Looking down your inner ear

A conversation about what happens when we lose outside perspective

Awhile back, I woke up one morning, rubbed the sleep out of my eyes, set my earplugs on the nightstand, and immediately thought, “It feels like my ear needs to pop.” The feeling was reminiscent of having recently gotten off an airplane, but it had been months since I’d flown.

I’d gone to bed late the night before, so I decided I must just be extra tired. Whatever was going on would clear itself up as I got caffeine in my system and woke up. But it didn’t. Throughout the day, there was this small niggly feeling that my ear was plugged.

The feeling was there through meetings, during a conversation with my parents, and while I ate dinner. It persisted as I got ready for bed, and that’s when I picked up my earplugs and noticed something odd. One of them was missing the very tip piece. There’s no way something that size is lodged in my ear, I thought. The piece was small but compared to my inner ear, it was sizable.

I checked in the mirror as best I could, and there was nothing I could see—at least with the angle I could get at. I poked at it a bit and couldn’t feel anything in there. I would know, I decided. If an earplug tip was stuck in my ear, I’d be in much more pain than I am. I did a quick hearing test on myself. I can hear way too well to have anything lodged in there. I convinced myself that my ear was clear of obstructions and I would feel better in the morning.

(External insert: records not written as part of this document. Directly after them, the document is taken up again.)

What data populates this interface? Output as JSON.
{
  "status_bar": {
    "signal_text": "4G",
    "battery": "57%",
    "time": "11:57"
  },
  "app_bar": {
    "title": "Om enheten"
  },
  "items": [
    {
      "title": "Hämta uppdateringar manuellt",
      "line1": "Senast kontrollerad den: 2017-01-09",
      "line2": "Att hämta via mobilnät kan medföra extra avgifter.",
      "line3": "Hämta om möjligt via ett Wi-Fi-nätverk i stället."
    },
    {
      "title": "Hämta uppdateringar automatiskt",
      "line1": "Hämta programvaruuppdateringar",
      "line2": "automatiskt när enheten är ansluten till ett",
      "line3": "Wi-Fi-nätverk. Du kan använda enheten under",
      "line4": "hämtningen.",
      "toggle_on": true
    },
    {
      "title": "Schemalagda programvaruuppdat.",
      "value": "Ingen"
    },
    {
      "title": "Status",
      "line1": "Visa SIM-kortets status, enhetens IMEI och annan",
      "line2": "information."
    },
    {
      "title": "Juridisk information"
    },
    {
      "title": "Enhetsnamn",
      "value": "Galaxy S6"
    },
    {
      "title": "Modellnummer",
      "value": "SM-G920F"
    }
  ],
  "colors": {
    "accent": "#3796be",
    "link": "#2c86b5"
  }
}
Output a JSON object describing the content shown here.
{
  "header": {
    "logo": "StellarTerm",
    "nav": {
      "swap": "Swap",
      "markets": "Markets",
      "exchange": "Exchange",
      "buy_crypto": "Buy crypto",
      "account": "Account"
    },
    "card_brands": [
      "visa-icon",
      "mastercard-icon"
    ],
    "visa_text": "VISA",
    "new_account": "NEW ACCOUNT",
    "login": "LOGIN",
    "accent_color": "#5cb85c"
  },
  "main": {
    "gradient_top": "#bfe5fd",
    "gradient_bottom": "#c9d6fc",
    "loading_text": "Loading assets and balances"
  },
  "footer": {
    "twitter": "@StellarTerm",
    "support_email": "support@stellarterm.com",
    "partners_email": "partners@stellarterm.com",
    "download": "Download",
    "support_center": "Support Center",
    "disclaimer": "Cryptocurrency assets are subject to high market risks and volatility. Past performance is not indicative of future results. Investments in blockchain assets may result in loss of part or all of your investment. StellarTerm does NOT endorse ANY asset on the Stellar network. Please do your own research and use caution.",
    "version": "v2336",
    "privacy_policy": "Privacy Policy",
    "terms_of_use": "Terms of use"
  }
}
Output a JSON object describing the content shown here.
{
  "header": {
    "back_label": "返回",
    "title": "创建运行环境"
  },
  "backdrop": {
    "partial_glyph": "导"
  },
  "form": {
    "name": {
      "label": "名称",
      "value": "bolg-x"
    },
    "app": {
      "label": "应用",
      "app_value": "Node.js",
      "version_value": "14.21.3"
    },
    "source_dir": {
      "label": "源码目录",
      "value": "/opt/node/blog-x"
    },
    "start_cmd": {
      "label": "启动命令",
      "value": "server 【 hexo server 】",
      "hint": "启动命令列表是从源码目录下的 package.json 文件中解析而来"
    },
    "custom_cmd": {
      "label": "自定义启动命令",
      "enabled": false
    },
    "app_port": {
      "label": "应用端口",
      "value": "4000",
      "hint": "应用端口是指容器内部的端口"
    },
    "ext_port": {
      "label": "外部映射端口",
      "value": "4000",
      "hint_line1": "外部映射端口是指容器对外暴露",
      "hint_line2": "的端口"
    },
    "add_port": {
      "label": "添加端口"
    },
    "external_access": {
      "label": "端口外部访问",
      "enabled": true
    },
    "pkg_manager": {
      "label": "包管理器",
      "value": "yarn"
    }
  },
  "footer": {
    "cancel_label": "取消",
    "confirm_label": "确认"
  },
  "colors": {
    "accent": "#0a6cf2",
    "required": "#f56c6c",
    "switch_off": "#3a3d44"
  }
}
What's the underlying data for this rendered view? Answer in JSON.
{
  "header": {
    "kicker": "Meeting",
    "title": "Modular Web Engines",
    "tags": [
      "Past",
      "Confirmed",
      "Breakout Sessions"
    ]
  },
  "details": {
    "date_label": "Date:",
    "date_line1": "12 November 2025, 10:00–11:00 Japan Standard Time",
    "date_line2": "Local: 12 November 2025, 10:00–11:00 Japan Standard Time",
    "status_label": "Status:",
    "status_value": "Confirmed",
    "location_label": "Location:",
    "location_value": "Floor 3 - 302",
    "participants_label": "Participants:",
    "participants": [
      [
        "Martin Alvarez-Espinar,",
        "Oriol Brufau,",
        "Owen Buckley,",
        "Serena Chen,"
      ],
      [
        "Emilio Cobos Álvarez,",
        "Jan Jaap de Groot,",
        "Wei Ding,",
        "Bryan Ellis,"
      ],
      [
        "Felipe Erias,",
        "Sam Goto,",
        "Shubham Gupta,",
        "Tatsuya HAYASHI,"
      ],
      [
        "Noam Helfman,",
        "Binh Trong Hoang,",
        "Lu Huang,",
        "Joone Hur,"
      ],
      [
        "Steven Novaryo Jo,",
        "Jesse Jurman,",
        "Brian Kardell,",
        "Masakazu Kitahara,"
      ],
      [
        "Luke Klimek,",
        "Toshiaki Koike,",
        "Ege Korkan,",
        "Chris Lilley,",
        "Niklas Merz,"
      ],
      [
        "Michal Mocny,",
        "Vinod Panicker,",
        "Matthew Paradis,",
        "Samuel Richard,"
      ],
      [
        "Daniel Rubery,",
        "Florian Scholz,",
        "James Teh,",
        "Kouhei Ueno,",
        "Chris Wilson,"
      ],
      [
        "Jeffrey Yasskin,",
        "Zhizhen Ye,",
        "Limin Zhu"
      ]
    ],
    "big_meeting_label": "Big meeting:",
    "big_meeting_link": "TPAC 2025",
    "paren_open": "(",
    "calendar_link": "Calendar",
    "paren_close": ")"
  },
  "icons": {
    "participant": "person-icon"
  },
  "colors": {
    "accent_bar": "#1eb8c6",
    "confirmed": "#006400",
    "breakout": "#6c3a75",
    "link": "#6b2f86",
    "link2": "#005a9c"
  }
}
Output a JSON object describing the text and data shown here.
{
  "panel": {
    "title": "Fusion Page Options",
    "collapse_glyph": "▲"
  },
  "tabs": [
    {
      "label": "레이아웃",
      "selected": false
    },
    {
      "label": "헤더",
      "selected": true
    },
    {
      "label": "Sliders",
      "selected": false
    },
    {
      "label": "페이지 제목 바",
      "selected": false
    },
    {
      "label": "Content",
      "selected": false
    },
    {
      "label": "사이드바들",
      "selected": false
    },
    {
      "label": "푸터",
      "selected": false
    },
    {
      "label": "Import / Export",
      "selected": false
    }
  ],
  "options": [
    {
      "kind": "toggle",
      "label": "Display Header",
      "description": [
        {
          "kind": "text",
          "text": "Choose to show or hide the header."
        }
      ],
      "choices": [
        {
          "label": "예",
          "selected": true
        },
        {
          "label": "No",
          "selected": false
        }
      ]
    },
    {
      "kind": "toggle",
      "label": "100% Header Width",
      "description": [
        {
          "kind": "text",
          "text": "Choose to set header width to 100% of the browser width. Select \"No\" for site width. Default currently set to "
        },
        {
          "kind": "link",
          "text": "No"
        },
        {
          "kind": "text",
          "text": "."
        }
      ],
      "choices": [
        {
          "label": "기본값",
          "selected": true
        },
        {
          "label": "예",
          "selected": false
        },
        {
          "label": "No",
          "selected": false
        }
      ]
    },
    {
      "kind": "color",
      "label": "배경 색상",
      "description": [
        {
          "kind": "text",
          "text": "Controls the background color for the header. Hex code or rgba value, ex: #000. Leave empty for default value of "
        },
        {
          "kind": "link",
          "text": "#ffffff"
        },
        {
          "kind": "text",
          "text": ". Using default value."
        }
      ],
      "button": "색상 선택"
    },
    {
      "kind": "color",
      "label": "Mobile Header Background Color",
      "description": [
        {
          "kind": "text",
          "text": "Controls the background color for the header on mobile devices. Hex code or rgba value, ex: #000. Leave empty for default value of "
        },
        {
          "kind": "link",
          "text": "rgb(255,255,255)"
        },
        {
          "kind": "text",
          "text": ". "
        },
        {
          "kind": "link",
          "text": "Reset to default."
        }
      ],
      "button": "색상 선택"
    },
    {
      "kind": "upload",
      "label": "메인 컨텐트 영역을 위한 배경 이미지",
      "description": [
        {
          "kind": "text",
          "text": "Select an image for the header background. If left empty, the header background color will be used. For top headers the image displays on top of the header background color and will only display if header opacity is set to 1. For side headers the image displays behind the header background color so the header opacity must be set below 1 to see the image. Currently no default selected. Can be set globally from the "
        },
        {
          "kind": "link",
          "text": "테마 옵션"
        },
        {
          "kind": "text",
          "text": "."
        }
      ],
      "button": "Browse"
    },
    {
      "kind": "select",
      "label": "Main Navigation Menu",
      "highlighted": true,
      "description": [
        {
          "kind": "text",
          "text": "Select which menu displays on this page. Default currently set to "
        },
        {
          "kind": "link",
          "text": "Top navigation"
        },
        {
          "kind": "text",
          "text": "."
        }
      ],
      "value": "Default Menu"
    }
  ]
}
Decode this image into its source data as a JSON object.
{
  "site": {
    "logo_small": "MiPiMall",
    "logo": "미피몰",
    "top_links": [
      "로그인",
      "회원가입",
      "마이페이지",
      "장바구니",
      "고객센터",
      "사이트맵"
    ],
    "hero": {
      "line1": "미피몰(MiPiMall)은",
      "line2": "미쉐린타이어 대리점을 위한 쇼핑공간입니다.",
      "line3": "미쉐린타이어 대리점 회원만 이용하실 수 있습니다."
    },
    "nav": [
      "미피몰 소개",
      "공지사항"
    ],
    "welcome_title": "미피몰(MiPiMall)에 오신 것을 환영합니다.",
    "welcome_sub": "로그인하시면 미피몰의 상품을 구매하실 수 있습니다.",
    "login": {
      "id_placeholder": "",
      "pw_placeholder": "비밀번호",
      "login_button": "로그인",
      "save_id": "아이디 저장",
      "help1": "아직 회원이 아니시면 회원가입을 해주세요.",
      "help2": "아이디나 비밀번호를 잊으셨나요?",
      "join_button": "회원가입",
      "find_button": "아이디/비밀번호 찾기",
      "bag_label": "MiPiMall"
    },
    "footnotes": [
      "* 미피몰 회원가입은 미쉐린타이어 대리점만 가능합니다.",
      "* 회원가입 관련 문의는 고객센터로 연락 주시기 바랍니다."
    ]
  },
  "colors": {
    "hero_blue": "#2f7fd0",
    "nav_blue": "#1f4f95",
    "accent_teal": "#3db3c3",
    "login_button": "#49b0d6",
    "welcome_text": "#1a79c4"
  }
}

After I woke up, it still felt off. And when a coworker started talking to me in the parking lot, I had to admit that my hearing was affected to some degree. I spent the morning debating as to whether I should leave work early and head to urgent care. Maybe I was coming down with something. When I told my manager, she offered to take a look. While it was a bit awkward to have my boss looking down my ear, it beat the alternative of heading to urgent care or waiting until later that night when someone else could take a peek.  

Sure enough, there was a small, gray, rubbery earplug piece sitting right inside my ear, just deep enough that I couldn’t see it or feel it with my finger, but not so deep that my manager couldn’t carefully retrieve it with tweezers. Looking at it once it was out, I was shocked that it hadn’t caused me more pain. As my ear got used to being clear again, I realized just how much my hearing had been plugged and how much discomfort this tiny piece of rubber had actually caused.

I share this story partly because I think it’s funny that I walked around for a full day and a half with part of an ear plug in my ear, but also because this is similar to what we often do in life. We walk around with pain, discomfort, disturbances and call them normal. We ignore clear signs of what might have caused our issues and say there’s no way they’re the root of the problem. We get used to the fact that we can’t hear and tell ourselves that our senses aren’t dulled.

I know I’ve done this before. I lost myself in an unhealthy relationship and worked to convince myself I was happy. When there was pain or discomfort, I told myself it couldn’t actually be caused by my relationship. If what I suspected was true, surely I would be in more pain. Surely things would be worse.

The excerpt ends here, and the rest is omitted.